Mold claims -- virtually unheard of a few years ago -- cost homeowners' insurers more than $1-billion dollars nationally last year. Multimillion dollar jury awards included an individual settlement in Texas for more than $30-million. Florida is seeing a substantial increase in mold claims and DOI has begun talks with insurers to keep these losses from getting out of hand.
Rising medical and repair costs, unprecedented awards from litigation, and widespread fraud are the primary factors behind rising auto costs. The Florida Insurance Council is working with Insurance Commissioner Tom Gallagher on legislation to fix the state's broken auto insurance system.
The troubled economy is having an impact. Investment income was healthy and above average during the 1990s. Policyholders benefited because much of the investment earnings went into the rate base to pay claims. This subsidy has largely disappeared as insurance companies have shared in the trillions of dollars in recent losses on the stock markets by institutional investors.

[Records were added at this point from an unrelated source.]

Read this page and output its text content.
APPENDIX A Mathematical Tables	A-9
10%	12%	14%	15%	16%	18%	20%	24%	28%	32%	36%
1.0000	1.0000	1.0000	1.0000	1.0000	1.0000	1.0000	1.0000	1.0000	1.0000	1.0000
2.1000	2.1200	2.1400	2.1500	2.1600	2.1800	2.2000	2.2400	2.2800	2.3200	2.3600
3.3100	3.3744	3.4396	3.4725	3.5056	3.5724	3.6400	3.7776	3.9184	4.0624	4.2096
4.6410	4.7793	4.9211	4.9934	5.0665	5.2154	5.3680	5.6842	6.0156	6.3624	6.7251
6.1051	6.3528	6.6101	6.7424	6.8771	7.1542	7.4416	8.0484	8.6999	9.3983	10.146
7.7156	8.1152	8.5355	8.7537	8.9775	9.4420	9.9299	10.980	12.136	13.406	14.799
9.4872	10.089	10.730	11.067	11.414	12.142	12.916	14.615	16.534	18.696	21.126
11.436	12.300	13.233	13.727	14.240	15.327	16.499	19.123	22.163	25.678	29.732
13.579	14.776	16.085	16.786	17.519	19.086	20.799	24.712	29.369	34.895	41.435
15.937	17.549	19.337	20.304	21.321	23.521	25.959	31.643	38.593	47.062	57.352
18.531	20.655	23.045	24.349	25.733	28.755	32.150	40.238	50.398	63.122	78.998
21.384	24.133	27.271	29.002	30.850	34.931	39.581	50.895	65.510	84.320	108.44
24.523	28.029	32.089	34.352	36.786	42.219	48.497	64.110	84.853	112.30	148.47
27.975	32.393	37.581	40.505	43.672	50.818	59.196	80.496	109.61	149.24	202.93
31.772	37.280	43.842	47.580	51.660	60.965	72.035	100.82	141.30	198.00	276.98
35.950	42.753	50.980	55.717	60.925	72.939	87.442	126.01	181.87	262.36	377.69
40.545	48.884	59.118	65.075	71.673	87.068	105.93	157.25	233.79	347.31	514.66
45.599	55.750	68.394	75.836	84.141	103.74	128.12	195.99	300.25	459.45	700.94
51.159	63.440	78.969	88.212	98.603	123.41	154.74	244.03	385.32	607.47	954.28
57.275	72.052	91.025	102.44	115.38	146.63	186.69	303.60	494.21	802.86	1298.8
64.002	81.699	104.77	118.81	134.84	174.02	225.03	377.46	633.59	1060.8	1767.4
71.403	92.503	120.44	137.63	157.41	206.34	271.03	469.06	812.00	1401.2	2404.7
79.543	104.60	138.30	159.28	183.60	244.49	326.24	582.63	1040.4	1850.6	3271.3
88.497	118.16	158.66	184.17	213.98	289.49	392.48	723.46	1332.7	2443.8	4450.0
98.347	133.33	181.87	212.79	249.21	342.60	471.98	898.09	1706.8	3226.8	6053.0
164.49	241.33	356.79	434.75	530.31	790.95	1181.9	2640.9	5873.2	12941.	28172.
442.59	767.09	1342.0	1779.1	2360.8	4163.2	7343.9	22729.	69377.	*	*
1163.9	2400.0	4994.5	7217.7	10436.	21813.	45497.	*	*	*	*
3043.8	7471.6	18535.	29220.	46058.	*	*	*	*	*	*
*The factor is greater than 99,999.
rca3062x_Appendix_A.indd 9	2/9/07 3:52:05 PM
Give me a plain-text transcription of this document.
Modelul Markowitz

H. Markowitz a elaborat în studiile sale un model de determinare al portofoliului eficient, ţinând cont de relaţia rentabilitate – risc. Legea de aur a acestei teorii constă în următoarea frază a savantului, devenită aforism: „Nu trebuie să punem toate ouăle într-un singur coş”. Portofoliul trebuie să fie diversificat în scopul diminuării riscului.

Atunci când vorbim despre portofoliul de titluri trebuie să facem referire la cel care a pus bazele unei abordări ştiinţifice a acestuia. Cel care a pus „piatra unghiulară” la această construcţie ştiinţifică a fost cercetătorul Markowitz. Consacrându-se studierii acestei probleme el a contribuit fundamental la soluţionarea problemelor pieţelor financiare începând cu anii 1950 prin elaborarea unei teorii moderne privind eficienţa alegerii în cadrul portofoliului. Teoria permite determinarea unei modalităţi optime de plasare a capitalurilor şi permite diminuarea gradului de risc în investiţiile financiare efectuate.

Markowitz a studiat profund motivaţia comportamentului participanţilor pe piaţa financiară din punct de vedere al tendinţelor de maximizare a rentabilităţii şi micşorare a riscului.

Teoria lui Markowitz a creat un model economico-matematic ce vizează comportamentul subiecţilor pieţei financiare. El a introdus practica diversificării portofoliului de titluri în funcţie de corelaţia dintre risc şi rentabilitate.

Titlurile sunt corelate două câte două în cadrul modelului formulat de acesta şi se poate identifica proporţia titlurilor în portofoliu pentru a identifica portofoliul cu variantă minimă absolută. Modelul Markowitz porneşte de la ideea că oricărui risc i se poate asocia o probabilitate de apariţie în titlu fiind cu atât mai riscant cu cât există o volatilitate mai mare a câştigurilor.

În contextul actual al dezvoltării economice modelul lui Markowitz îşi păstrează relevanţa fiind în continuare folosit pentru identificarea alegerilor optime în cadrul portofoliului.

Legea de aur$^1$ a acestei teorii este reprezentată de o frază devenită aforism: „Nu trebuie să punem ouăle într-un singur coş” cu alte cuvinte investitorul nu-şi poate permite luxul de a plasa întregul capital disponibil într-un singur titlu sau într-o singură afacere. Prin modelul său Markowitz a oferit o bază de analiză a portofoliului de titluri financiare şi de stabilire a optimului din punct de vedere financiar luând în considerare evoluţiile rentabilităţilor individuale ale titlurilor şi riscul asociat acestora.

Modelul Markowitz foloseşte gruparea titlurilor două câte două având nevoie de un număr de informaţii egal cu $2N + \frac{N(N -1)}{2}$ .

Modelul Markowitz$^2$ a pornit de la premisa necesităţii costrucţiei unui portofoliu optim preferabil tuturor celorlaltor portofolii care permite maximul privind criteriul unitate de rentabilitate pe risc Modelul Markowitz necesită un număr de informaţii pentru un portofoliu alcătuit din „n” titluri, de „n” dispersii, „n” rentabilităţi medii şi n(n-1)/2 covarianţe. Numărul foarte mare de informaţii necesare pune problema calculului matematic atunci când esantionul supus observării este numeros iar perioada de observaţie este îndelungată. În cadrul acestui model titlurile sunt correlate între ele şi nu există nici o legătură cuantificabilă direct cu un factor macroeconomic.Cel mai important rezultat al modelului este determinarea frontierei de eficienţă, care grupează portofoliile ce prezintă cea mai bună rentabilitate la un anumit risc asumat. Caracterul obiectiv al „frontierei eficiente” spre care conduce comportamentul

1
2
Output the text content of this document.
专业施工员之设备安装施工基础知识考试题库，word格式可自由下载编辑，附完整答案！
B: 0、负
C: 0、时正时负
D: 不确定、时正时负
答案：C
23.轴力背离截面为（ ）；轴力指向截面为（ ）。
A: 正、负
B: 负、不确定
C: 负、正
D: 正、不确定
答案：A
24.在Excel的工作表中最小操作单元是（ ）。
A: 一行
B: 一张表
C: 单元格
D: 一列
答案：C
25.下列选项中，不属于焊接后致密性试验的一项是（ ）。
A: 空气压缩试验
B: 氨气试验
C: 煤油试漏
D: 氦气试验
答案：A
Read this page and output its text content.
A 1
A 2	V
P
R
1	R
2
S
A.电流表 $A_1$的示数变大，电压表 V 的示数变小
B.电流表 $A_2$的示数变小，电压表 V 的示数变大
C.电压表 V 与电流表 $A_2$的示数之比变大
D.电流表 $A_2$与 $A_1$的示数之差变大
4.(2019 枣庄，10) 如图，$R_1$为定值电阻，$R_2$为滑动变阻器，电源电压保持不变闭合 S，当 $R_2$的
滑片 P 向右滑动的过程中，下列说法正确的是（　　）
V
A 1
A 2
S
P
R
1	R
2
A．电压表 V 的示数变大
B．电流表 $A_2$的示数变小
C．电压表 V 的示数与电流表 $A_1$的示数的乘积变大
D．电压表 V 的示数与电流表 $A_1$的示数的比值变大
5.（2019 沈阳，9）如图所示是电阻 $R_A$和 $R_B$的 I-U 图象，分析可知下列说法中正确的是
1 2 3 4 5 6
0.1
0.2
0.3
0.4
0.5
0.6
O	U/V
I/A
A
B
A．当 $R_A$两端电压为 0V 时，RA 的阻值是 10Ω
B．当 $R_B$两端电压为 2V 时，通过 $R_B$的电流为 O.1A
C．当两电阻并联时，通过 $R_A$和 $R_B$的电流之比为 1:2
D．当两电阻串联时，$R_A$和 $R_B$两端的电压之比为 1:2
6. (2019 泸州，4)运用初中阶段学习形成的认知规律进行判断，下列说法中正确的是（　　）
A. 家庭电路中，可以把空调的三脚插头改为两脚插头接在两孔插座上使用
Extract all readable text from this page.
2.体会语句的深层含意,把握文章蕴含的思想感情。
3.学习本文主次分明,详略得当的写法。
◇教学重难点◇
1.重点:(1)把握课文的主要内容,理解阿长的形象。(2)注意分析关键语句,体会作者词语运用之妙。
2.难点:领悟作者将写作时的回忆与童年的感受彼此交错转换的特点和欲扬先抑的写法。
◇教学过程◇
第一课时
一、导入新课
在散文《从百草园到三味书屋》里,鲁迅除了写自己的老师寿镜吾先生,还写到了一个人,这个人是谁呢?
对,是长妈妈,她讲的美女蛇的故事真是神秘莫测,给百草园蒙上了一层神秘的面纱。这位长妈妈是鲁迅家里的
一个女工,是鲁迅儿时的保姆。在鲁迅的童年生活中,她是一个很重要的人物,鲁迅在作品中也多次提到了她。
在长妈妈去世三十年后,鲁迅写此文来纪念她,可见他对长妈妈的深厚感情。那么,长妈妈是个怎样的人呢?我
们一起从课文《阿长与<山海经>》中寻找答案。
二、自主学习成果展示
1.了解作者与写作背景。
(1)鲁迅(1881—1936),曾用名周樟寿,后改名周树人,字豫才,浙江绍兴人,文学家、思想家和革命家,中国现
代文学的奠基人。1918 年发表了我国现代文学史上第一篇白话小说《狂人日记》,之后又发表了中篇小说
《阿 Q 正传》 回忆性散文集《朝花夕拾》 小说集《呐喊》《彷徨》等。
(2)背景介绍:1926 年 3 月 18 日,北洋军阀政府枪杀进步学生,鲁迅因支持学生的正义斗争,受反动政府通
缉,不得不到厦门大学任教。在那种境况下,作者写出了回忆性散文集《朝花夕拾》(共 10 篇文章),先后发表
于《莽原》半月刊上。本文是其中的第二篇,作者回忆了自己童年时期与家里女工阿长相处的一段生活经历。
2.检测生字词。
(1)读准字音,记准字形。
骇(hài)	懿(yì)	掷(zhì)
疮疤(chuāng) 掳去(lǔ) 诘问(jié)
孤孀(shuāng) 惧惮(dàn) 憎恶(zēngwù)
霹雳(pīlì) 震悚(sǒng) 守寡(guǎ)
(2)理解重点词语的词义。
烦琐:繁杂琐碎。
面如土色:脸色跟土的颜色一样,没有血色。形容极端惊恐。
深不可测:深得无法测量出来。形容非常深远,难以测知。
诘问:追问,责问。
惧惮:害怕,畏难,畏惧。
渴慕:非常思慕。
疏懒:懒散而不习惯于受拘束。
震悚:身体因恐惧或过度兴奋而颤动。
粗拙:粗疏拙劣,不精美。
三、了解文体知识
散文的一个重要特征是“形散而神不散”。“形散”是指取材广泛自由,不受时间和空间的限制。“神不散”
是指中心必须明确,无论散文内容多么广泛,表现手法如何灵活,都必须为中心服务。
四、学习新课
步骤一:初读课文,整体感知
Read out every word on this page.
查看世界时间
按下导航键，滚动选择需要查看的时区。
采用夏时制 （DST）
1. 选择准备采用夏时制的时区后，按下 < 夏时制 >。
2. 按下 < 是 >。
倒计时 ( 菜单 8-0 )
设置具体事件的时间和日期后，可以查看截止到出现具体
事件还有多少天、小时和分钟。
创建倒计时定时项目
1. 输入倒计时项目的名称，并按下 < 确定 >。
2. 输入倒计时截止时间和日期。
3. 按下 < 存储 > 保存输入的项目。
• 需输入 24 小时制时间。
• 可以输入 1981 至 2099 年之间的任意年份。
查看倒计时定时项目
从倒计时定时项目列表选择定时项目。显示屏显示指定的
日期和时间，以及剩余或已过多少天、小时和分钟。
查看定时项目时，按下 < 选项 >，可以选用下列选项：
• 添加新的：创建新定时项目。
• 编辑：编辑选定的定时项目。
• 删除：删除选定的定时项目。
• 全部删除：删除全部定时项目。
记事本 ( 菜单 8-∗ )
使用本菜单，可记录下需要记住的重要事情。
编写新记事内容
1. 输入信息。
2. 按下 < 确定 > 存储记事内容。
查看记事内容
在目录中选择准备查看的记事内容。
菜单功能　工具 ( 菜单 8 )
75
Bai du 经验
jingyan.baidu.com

It is anyone's guess how long the insurance crisis will last. Inevitable changing trends and the competitiveness of the insurance market ensure it will subside at some point and the insurance climate in Florida will take a turn for the better.
An outrageous appointment
Re: Raoul Cantero.
I am outraged that Gov. Jeb Bush would appoint Raoul Cantero to the Florida Supreme Court. Cantero is on record as condoning the terrorism of Orlando Bosch. Given the rhetoric employed by our politicians (including the governor and his brother), that if you are not against terrorism, you are for it -- it is the height of hypocrisy for Jeb Bush to disregard this fact.
If Cantero were an Arab Muslim, Ashcroft would haul him away. Instead, Jeb Bush appoints him to the Supreme Court of Florida.
Slow down for school zones
Re: Children's safety.
School will be starting in a few short weeks. When it does I will be starting my eighth year as a crossing guard for Hillsborough County. The sheriff's office tells us that it does not have enough deputies to patrol all of the crossings, and I can certainly understand that. So I am writing to plead with drivers to slow down and drive with caution in all school zones, to protect our most precious commodity -- our children -- from death or injury.
If that is not enough of a reason to slow down maybe knowing how big a fine you will get if you get caught speeding in a school zone will. If you get a ticket for going 25-29 mph in a 15 mph zone, $225; 30-24 mph in a 15 mph zone, $275; 35-44 mph in a 15 mph zone, $325; 45 and over in a 15 mph zone, $525.
I don't know about you, but I can think of plenty of other places to spend that kind of money.